Among the symbols in the installation, hands, eyes, keys, the sun, and birds, which one feels most personal to you, and why?

For me, they are all different visual expressions of a larger, holistic belief system. Depending on the period I am in, and what I need to believe in or heal on a given day, I feel closer to one symbol than another. So it is always changing. Visually speaking, I think the sun and the ear turned out especially detailed and successful in the final execution, so I have a particular affection for them. But that is more about the realization of the work itself.

What did the combination of seven-axis robots and handcraft make possible in this project? Do you think that combination changes the “emotional quality” of marble?

I was initially afraid that using robots would kill the emotion. But especially after observing the poetic quality of their movement, I realized that this fear was unfounded. Handcraft, on the other hand, completed the precision that the robot could not fully achieve, especially in very small elements, such as the tiny symbols on the front of the table.

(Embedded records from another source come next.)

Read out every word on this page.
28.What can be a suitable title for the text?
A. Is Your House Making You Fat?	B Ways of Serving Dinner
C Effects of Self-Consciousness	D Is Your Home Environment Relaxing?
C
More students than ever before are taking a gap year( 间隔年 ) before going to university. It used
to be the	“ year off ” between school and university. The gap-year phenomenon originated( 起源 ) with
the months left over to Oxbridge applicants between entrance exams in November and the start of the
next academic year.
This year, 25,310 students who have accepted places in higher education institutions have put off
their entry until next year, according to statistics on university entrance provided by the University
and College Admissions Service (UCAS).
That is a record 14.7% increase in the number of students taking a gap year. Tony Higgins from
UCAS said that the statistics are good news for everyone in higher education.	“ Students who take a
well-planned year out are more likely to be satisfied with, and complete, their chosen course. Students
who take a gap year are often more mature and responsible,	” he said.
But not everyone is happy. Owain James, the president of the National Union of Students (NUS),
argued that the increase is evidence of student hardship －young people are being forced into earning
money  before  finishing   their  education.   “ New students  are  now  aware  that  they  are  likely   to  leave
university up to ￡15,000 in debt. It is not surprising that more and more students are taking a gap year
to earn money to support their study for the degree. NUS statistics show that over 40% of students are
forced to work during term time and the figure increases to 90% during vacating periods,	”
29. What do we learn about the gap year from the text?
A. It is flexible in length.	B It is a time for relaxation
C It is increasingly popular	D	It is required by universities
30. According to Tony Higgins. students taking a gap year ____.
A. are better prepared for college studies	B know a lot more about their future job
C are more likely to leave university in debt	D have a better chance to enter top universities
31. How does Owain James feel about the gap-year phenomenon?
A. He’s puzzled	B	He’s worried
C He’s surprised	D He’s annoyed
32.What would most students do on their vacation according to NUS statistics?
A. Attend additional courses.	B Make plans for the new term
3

How do you connect this project to Minval’s approach of repurposing marble remnants? Is “upcycling” here only about sustainability, or is it also an aesthetic position?

For me, as an architect, there has never been such a thing as an attitude based on aesthetics alone. In every project I do, the first question I ask is “why.” Personal Altars emerged in exactly that way: I wanted to work with leftover marble blocks in their raw state, without adding any chemicals and without falling into a false fantasy of sustainability.

What was the response to the project in the Akaretler Design & Antiques Show like? Where did viewers linger most, what kinds of questions did they ask, and what comment surprised you the most?

At Akaretler, the project received an incredible amount of attention, both on the day of the talk and throughout the rest of the exhibition. To be honest, people did not ask many questions, because I think they were able to form a very immediate and direct connection with Personal Altars, especially through the white marble of Alpay Mermer, which belongs so clearly to our own geography.